Wychodzę na zewnątrz i przenoszę się z psem z klatki schodowej na ławkę, czekając na resztę towarzystwa. Dookoła biegają dzieci w przedziale około 4 - 9 lat, bawiące się w wojnę. Część z nich czai się między zaparkowanymi samochodami w pełnym umundurowaniu, z karabinami maszynowymi, inni muszą zadowolić się plastikowymi pistoletami, są też dzieci z patyczaną bronią. Latorośle co jakiś czas oddają wyimaginowane strzały, wspierane własnymi odgłosami pola bitwy.
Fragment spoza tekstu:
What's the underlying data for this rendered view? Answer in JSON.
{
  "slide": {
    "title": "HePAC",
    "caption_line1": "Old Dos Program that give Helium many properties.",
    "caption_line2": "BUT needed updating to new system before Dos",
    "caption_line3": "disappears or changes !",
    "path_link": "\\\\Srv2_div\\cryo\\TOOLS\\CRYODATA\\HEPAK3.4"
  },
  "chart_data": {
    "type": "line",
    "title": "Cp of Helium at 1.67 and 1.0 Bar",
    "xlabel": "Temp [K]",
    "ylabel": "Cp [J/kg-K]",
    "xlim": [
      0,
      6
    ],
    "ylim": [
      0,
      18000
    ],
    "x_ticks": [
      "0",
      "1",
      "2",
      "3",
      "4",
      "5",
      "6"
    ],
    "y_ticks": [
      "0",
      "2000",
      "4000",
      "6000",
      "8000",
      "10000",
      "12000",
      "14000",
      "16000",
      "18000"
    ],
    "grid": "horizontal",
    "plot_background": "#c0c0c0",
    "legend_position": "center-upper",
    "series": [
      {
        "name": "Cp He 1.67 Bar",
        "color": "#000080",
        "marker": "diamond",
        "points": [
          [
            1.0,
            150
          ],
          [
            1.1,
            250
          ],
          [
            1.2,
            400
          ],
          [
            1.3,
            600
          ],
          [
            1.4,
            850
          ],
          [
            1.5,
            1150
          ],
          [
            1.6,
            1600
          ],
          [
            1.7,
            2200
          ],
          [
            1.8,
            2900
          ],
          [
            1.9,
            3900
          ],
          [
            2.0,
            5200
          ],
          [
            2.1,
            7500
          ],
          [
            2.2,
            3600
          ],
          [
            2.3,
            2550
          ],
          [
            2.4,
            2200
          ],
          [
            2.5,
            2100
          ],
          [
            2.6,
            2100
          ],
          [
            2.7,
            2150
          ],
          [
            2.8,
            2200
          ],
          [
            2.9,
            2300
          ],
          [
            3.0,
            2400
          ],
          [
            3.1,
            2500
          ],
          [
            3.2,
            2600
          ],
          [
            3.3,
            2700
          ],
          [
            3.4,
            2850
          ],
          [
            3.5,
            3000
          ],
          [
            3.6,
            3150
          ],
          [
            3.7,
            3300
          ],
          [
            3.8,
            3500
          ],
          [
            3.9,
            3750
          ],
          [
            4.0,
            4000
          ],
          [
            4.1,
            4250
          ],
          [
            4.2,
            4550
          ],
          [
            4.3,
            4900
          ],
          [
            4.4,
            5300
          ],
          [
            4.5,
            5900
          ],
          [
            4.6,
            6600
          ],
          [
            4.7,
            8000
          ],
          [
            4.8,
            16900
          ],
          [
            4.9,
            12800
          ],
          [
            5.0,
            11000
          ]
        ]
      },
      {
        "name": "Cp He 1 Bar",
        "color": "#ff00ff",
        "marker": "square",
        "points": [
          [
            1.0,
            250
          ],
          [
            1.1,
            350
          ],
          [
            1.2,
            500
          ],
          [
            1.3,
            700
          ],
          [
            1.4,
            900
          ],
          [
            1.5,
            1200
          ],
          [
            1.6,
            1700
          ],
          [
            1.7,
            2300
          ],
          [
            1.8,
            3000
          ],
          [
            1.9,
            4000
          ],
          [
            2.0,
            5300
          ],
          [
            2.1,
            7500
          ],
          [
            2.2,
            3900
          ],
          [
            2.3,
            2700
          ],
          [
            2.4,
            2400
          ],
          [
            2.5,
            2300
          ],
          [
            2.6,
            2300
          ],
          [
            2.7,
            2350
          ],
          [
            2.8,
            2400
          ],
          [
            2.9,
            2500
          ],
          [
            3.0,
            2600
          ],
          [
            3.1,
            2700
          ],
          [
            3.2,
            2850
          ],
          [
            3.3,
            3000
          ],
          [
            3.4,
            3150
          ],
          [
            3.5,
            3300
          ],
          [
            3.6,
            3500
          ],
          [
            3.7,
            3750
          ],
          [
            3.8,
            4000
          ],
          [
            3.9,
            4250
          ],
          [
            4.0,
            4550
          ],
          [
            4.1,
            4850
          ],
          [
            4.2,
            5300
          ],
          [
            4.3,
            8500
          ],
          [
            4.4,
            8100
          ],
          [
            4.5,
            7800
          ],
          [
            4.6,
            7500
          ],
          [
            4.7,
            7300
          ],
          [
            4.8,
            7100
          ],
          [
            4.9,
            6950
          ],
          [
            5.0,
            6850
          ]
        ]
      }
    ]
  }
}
Jeden z chłopców, będąc w szale masowego morderstwa, odwraca się w naszym kierunku i celuje swoim karabinkiem w Morfinę.
- Posrało Cię?! - krzyczy starszy chłopiec, taranując kolegę barkiem i mierząc do niego ze swojej gwintówki. Dziecko ląduje na ziemi i patrzy z niedowierzaniem na sprzymierzeńca. Najwidoczniej młody nie spodziewał się zdrady ze strony członka własnego zespołu.
- Do zwierząt się nie celuje. Masz strzelać do ludzi - informuje go starszy kolega i pomaga wstać z ziemi. Chłopak strzepuje trawę z ubrania i mruczy pod nosem:
- Dobra, aferę robisz o nic. To na niby tylko przecież.
- Nie. Celujesz. Do. Zwierząt. - odpowiada kompan tonem sygnalizującym rozmówcy brak możliwości sprzeciwu - Pies nie ma broni, to się nie obroni. W wojsku się nie strzela do cywili, tylko do uzbrojonych. Tata mi mówił - kończy chłopak i wojownicy zmierzają razem w stronę drzewa, które zostało przefortyfikowane na swojego rodzaju bazę.
- Miło wiedzieć, że jest przyszłość w narodzie - mówi znajoma, która nie wiadomo skąd wyrosła za moimi plecami.
- Mówisz? - pytam, obserwując jak dzieciaki okładają pokonanego rywala gałęzią.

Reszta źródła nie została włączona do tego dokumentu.